Another problem is associated with the use of collimators and other traditional methods of obtaining adequate bottom step coverage. As bottom step coverage improves using traditional techniques, deposition on sidewalls of a contact hole decreases. High aspect ratio collimators essentially eliminate deposition on the sidewalls at the bottom of a contact hole. This creates a problem during subsequent process steps. The etch of a contact often trenches into the underlying substrate by hundreds of angstroms. Thus, if a barrier material is not present, subsequent metal deposition aggressively attacks the substrate, jeopardizing contact integrity. Typical barrier material comprises titanium nitride. Although titanium nitride can be deposited on sidewalls of a contact using CVD, this undesirably introduces contaminants into the titanium nitride film. Thus, there is a need for a new method for forming a barrier layer on the bottom of high aspect ratio contact sidewalls.

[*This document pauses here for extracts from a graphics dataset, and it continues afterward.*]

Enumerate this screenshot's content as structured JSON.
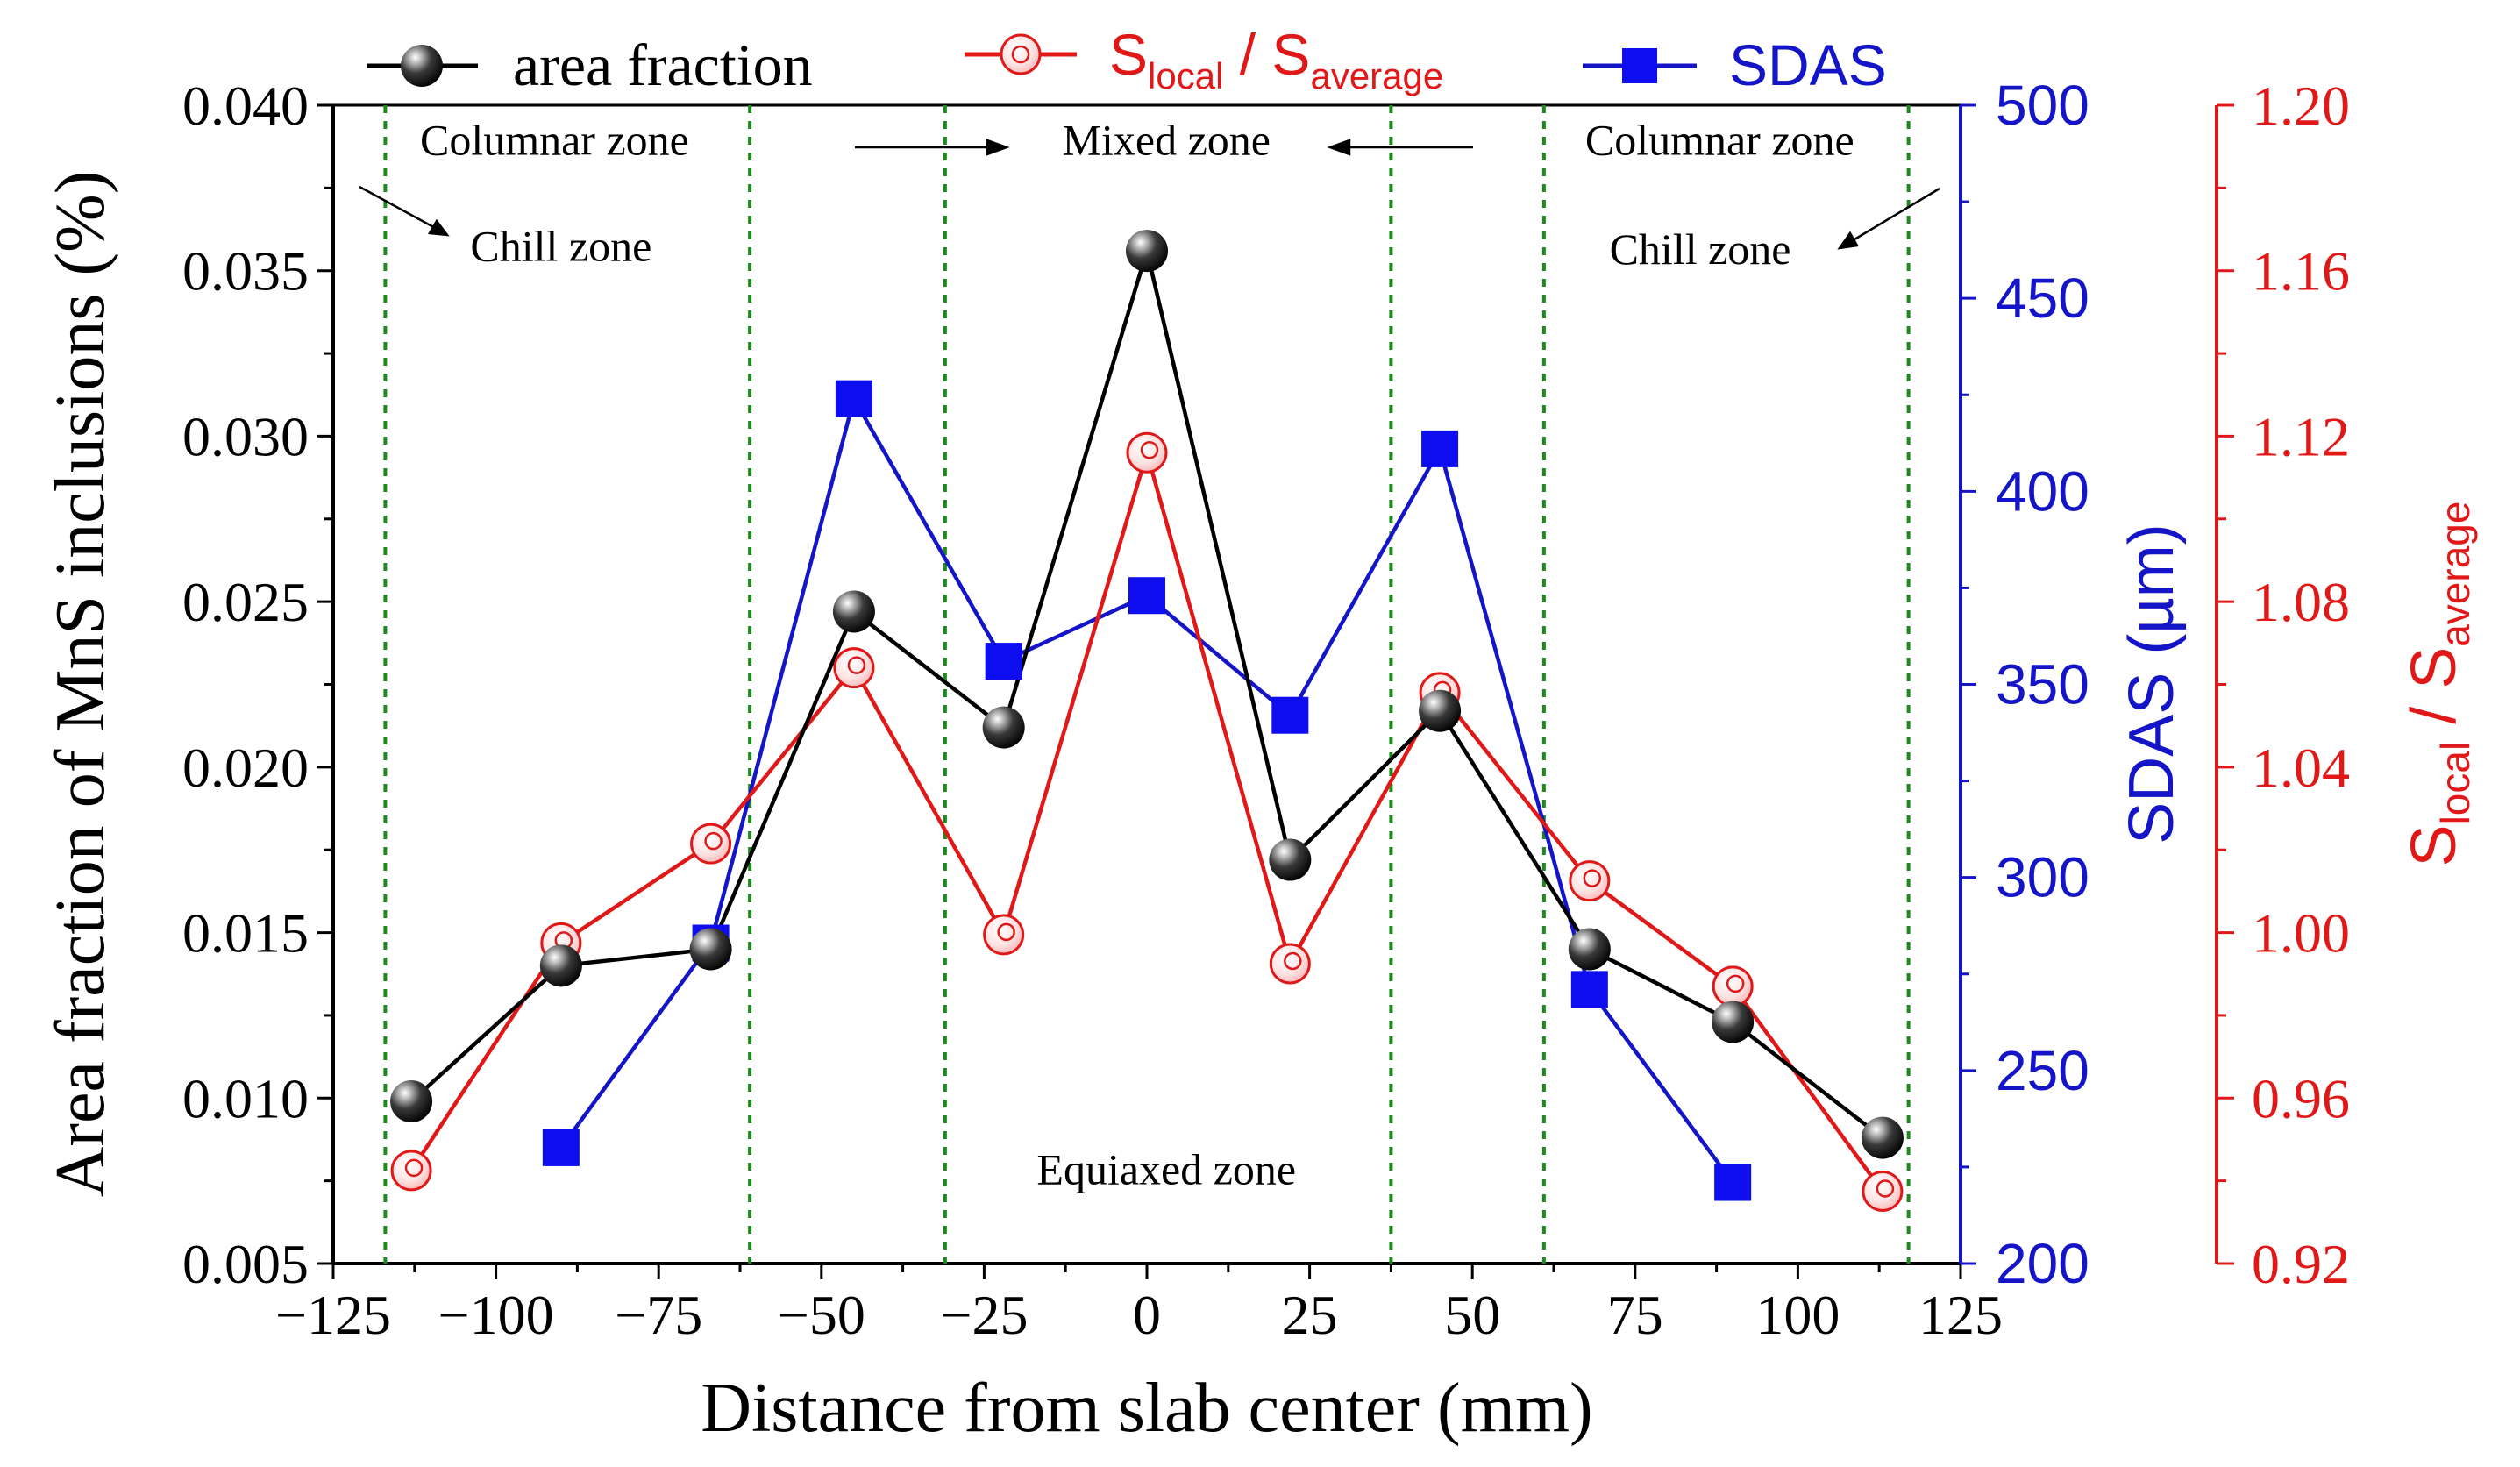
{
  "chart_data": {
    "type": "line",
    "xlabel": "Distance from slab center (mm)",
    "xlim": [
      -125,
      125
    ],
    "xticks": [
      -125,
      -100,
      -75,
      -50,
      -25,
      0,
      25,
      50,
      75,
      100,
      125
    ],
    "xtick_labels": [
      "−125",
      "−100",
      "−75",
      "−50",
      "−25",
      "0",
      "25",
      "50",
      "75",
      "100",
      "125"
    ],
    "axes": {
      "left": {
        "label": "Area fraction of MnS inclusions (%)",
        "lim": [
          0.005,
          0.04
        ],
        "ticks": [
          0.005,
          0.01,
          0.015,
          0.02,
          0.025,
          0.03,
          0.035,
          0.04
        ],
        "tick_labels": [
          "0.005",
          "0.010",
          "0.015",
          "0.020",
          "0.025",
          "0.030",
          "0.035",
          "0.040"
        ],
        "color": "#000000"
      },
      "right_sdas": {
        "label": "SDAS (µm)",
        "lim": [
          200,
          500
        ],
        "ticks": [
          200,
          250,
          300,
          350,
          400,
          450,
          500
        ],
        "tick_labels": [
          "200",
          "250",
          "300",
          "350",
          "400",
          "450",
          "500"
        ],
        "color": "#1515c8"
      },
      "right_ratio": {
        "label_main": "S",
        "label_sub1": "local",
        "label_mid": " / S",
        "label_sub2": "average",
        "lim": [
          0.92,
          1.2
        ],
        "ticks": [
          0.92,
          0.96,
          1.0,
          1.04,
          1.08,
          1.12,
          1.16,
          1.2
        ],
        "tick_labels": [
          "0.92",
          "0.96",
          "1.00",
          "1.04",
          "1.08",
          "1.12",
          "1.16",
          "1.20"
        ],
        "color": "#e01818"
      }
    },
    "series": [
      {
        "name": "area fraction",
        "axis": "left",
        "color": "#000000",
        "marker": "sphere",
        "x": [
          -113,
          -90,
          -67,
          -45,
          -22,
          0,
          22,
          45,
          68,
          90,
          113
        ],
        "y": [
          0.0099,
          0.014,
          0.0145,
          0.0247,
          0.0212,
          0.0356,
          0.0172,
          0.0217,
          0.0145,
          0.0123,
          0.0088
        ]
      },
      {
        "name_main": "S",
        "name_sub1": "local",
        "name_mid": " / S",
        "name_sub2": "average",
        "axis": "right_ratio",
        "color": "#e01818",
        "marker": "open-circle",
        "x": [
          -113,
          -90,
          -67,
          -45,
          -22,
          0,
          22,
          45,
          68,
          90,
          113
        ],
        "y": [
          0.9425,
          0.9975,
          1.0215,
          1.064,
          0.9995,
          1.116,
          0.9925,
          1.058,
          1.0125,
          0.987,
          0.9375
        ]
      },
      {
        "name": "SDAS",
        "axis": "right_sdas",
        "color": "#1515c8",
        "marker": "square",
        "x": [
          -90,
          -67,
          -45,
          -22,
          0,
          22,
          45,
          68,
          90
        ],
        "y": [
          230,
          283,
          424,
          356,
          373,
          342,
          411,
          271,
          221
        ]
      }
    ],
    "zone_boundaries": [
      -117,
      -61,
      -31,
      37.5,
      61,
      117
    ],
    "zone_labels": [
      {
        "text": "Columnar zone",
        "x": -91,
        "y": 0.0385
      },
      {
        "text": "Chill zone",
        "x": -90,
        "y": 0.0353
      },
      {
        "text": "Mixed zone",
        "x": 3,
        "y": 0.0385
      },
      {
        "text": "Columnar zone",
        "x": 88,
        "y": 0.0385
      },
      {
        "text": "Chill zone",
        "x": 85,
        "y": 0.0352
      },
      {
        "text": "Equiaxed zone",
        "x": 3,
        "y": 0.0074
      }
    ],
    "legend_position": "top"
  }
}
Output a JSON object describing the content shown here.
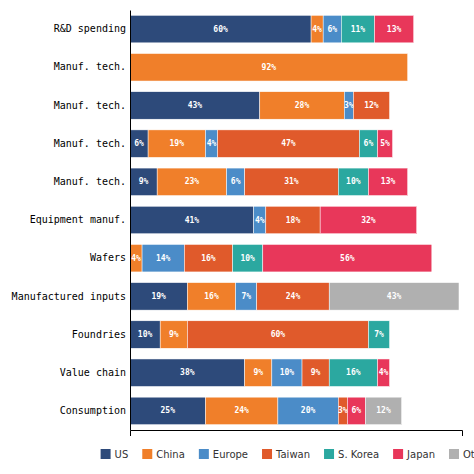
{
  "chart_data": {
    "type": "bar",
    "orientation": "horizontal",
    "stacked": true,
    "data_labels": true,
    "tick_labels": "y",
    "legend": "bottom",
    "categories": [
      "R&D spending",
      "Manuf. tech.",
      "Manuf. tech.",
      "Manuf. tech.",
      "Manuf. tech.",
      "Equipment manuf.",
      "Wafers",
      "Manufactured inputs",
      "Foundries",
      "Value chain",
      "Consumption"
    ],
    "xlim": [
      0,
      110
    ],
    "series": [
      {
        "name": "US",
        "color": "#2d4a7a",
        "values": [
          60,
          null,
          43,
          6,
          9,
          41,
          null,
          19,
          10,
          38,
          25
        ],
        "value_labels": [
          "60%",
          null,
          "43%",
          "6%",
          "9%",
          "41%",
          null,
          "19%",
          "10%",
          "38%",
          "25%"
        ]
      },
      {
        "name": "China",
        "color": "#f07f2a",
        "values": [
          4,
          92,
          28,
          19,
          23,
          null,
          4,
          16,
          9,
          9,
          24
        ],
        "value_labels": [
          "4%",
          "92%",
          "28%",
          "19%",
          "23%",
          null,
          "4%",
          "16%",
          "9%",
          "9%",
          "24%"
        ]
      },
      {
        "name": "Europe",
        "color": "#4b8cc8",
        "values": [
          6,
          null,
          3,
          4,
          6,
          4,
          14,
          7,
          null,
          10,
          20
        ],
        "value_labels": [
          "6%",
          null,
          "3%",
          "4%",
          "6%",
          "4%",
          "14%",
          "7%",
          null,
          "10%",
          "20%"
        ]
      },
      {
        "name": "Taiwan",
        "color": "#e05a2b",
        "values": [
          null,
          null,
          12,
          47,
          31,
          18,
          16,
          24,
          60,
          9,
          3
        ],
        "value_labels": [
          null,
          null,
          "12%",
          "47%",
          "31%",
          "18%",
          "16%",
          "24%",
          "60%",
          "9%",
          "3%"
        ]
      },
      {
        "name": "S. Korea",
        "color": "#2ba8a0",
        "values": [
          11,
          null,
          null,
          6,
          10,
          null,
          10,
          null,
          7,
          16,
          null
        ],
        "value_labels": [
          "11%",
          null,
          null,
          "6%",
          "10%",
          null,
          "10%",
          null,
          "7%",
          "16%",
          null
        ]
      },
      {
        "name": "Japan",
        "color": "#e8375a",
        "values": [
          13,
          null,
          null,
          5,
          13,
          32,
          56,
          null,
          null,
          4,
          6
        ],
        "value_labels": [
          "13%",
          null,
          null,
          "5%",
          "13%",
          "32%",
          "56%",
          null,
          null,
          "4%",
          "6%"
        ]
      },
      {
        "name": "Other",
        "color": "#b0b0b0",
        "values": [
          null,
          null,
          null,
          null,
          null,
          null,
          null,
          43,
          null,
          null,
          12
        ],
        "value_labels": [
          null,
          null,
          null,
          null,
          null,
          null,
          null,
          "43%",
          null,
          null,
          "12%"
        ]
      }
    ]
  }
}
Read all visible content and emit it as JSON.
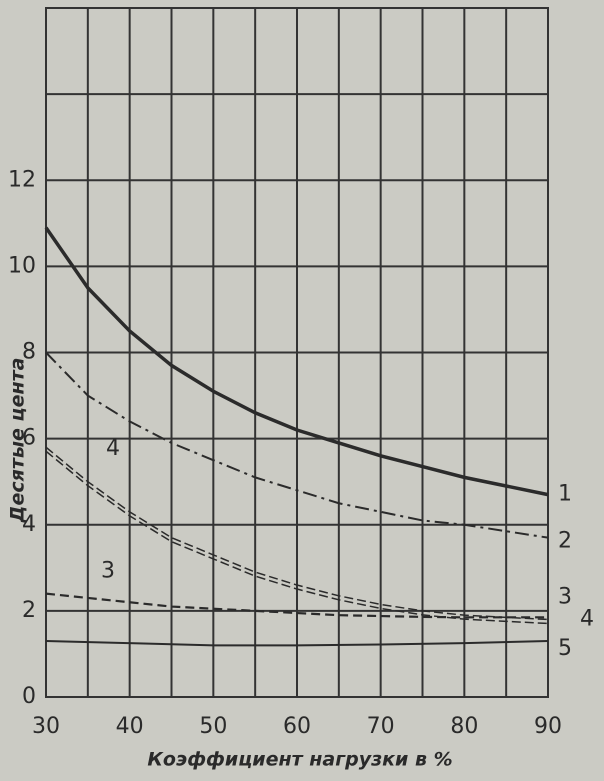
{
  "chart_data": {
    "type": "line",
    "xlabel": "Коэффициент нагрузки в %",
    "ylabel": "Десятые цента",
    "xlim": [
      30,
      90
    ],
    "xticks": [
      30,
      40,
      50,
      60,
      70,
      80,
      90
    ],
    "ylim": [
      0,
      16
    ],
    "yticks": [
      0,
      2,
      4,
      6,
      8,
      10,
      12
    ],
    "grid": true,
    "series": [
      {
        "name": "1",
        "color": "#2b2b2b",
        "linestyle": "solid-thick",
        "x": [
          30,
          35,
          40,
          45,
          50,
          55,
          60,
          65,
          70,
          75,
          80,
          85,
          90
        ],
        "values": [
          10.9,
          9.5,
          8.5,
          7.7,
          7.1,
          6.6,
          6.2,
          5.9,
          5.6,
          5.35,
          5.1,
          4.9,
          4.7
        ]
      },
      {
        "name": "2",
        "color": "#2b2b2b",
        "linestyle": "dashdot",
        "x": [
          30,
          35,
          40,
          45,
          50,
          55,
          60,
          65,
          70,
          75,
          80,
          85,
          90
        ],
        "values": [
          8.0,
          7.0,
          6.4,
          5.9,
          5.5,
          5.1,
          4.8,
          4.5,
          4.3,
          4.1,
          4.0,
          3.85,
          3.7
        ]
      },
      {
        "name": "3",
        "color": "#2b2b2b",
        "linestyle": "dashed",
        "x": [
          30,
          35,
          40,
          45,
          50,
          55,
          60,
          65,
          70,
          75,
          80,
          85,
          90
        ],
        "values": [
          2.4,
          2.3,
          2.2,
          2.1,
          2.05,
          2.0,
          1.95,
          1.9,
          1.88,
          1.86,
          1.85,
          1.85,
          1.85
        ]
      },
      {
        "name": "4",
        "color": "#2b2b2b",
        "linestyle": "double-dashed",
        "x": [
          30,
          35,
          40,
          45,
          50,
          55,
          60,
          65,
          70,
          75,
          80,
          85,
          90
        ],
        "values": [
          5.8,
          5.0,
          4.3,
          3.7,
          3.3,
          2.9,
          2.6,
          2.35,
          2.15,
          2.0,
          1.9,
          1.85,
          1.8
        ]
      },
      {
        "name": "5",
        "color": "#2b2b2b",
        "linestyle": "solid",
        "x": [
          30,
          40,
          50,
          60,
          70,
          80,
          90
        ],
        "values": [
          1.3,
          1.25,
          1.2,
          1.2,
          1.22,
          1.25,
          1.3
        ]
      }
    ]
  }
}
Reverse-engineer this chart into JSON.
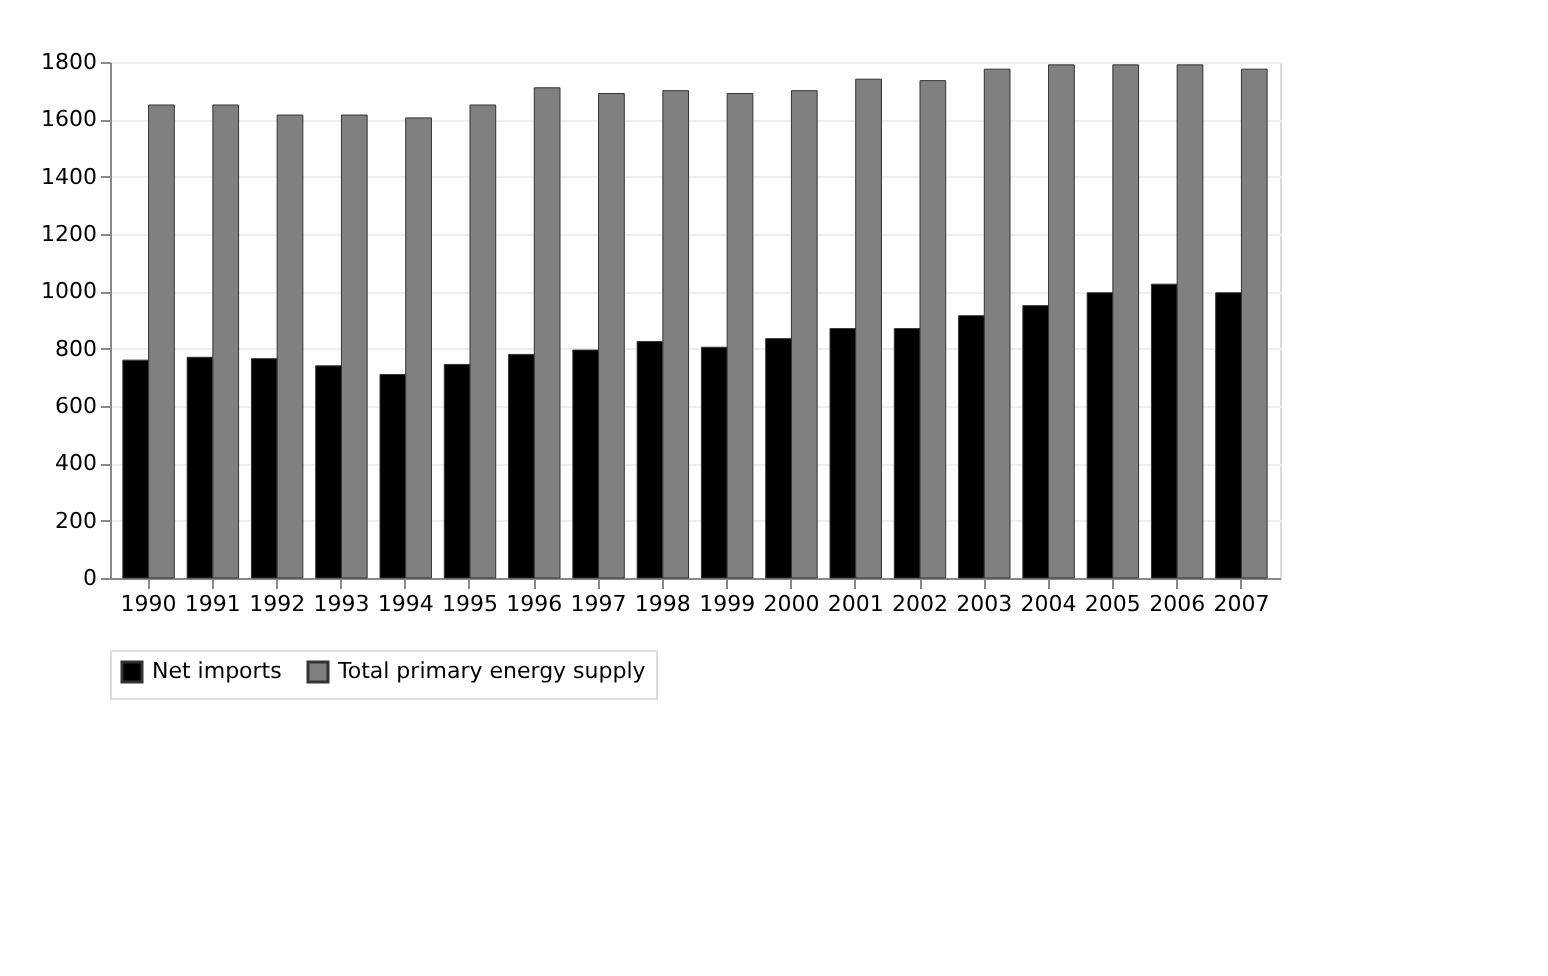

Thus, while a new method for forming a barrier layer is needed, it is essential that the method does not degrade the bottom step coverage of a contact hole. Maintaining adequate alloy bottom step coverage of contact holes is needed in order to decrease contact area resistance and prevent device failure. This problem is particularly acute in high-aspect ratio contact holes. There is a need for an improved method of obtaining better bottom step coverage of contact holes, without decreasing circuit density. As semiconductor chips are becoming more densely-populated with devices, it is important to decrease device resistance without severely limiting the achievable circuit density on a chip. Furthermore, prior art collimated sputtering apparatus used for practicing this invention need to be made more efficient.
Methods of removing material overhang 114 and 116, as shown in FIG. 1, at the "shoulder" of contact openings 110 and redistributing it, without simultaneously removing metal at the bottom 126 of the contact opening 110, are necessary in order to provide better step coverage. Removing material at the bottom of contact holes 110 results in unwanted junction degradation if enough material is removed. There is a further need to adapt existing equipment to accomplish better step coverage, in order to save cost and time in fabricating such devices.